As for aesthetics, Staalsen says that her interpretation of an English country kitchen only gave the Davises pause when she proposed Sherwin-Williams Kale Green paint for the lower cabinets. “They were a little hesitant, but I felt strongly that it was the right choice. Julie admitted it was out of her comfort zone, but once she saw it painted on a sample cabinet, she got excited
Additional shelving was requested by the couple for housing the family’s pottery and teapot collection, but Staalsen’s decision to go with a slightly industrial look surprised the Davises. “The shelving was in answer to Erin’s request to ensure the room wasn’t too feminine. They were surprised at how the metal piping and open shelving really married the wood floors and the beams of the adjacent living space to the kitchen.”
The only unexpected complication involved the project’s timeline: It turned out the family was scheduled to arrive in Texas a little sooner than expected. “We began working around the clock, tweaking things the week before they arrived.”
Because of international flight schedules and a middle-of-the-night arrival, Staalsen knew she wouldn’t be at the house for the real-time reveal, so the day before, she reached out via FaceTime to share a few teasers.

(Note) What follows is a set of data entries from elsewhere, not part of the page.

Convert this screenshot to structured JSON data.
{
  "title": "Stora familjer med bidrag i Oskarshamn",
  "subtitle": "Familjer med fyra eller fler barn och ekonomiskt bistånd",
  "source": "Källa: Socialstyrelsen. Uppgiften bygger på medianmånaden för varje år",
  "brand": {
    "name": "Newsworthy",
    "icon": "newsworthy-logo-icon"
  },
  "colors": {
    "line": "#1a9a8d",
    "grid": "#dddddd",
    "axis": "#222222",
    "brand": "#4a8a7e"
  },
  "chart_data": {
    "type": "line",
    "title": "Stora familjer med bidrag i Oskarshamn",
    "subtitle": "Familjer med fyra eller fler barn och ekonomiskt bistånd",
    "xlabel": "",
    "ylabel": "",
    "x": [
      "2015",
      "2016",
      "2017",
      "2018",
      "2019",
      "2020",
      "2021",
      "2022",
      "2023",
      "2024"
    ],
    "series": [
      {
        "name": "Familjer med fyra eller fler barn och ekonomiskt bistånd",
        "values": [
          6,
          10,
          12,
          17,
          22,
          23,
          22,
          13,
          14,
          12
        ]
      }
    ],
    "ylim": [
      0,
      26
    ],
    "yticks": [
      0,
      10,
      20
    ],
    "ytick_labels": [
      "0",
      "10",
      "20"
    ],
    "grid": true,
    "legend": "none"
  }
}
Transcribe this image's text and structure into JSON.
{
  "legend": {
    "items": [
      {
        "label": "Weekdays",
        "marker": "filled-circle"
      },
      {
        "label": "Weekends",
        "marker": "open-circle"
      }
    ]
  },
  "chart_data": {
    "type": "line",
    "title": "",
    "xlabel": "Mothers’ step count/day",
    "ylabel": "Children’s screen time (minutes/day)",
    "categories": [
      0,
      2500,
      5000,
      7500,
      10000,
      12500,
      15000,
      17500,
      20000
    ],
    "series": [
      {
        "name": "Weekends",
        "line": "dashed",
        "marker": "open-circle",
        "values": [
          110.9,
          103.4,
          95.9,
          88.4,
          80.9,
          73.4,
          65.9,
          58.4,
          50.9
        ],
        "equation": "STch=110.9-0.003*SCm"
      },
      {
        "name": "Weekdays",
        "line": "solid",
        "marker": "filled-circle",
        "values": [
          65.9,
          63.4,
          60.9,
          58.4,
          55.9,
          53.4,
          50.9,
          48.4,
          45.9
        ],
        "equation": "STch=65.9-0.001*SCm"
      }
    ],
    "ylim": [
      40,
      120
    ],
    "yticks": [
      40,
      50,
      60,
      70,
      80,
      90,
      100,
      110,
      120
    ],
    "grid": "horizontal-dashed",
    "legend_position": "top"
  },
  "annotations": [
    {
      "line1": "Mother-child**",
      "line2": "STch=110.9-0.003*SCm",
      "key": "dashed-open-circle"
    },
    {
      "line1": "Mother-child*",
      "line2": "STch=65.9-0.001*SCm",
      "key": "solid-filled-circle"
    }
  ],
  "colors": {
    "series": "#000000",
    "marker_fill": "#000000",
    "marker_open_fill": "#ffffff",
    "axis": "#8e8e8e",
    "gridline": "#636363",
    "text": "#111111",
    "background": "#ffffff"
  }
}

“Julie called me the morning after they’d flown in — she and Erin were both on the phone — and they were so excited to be in the space,” Staalsen says. Julie concurs, recounting her memory of the family’s arrival: “When we got to the home, completely jet lagged, we were floored. We had no idea the ceilings were so tall — we could never tell in the pictures. The kitchen looked so much grander than I’d anticipated. My first thought was thank goodness we had a great designer to trust with this. We never could have coordinated the remodel from overseas. The final result isn’t what I originally had in mind, but I think it’s even better.”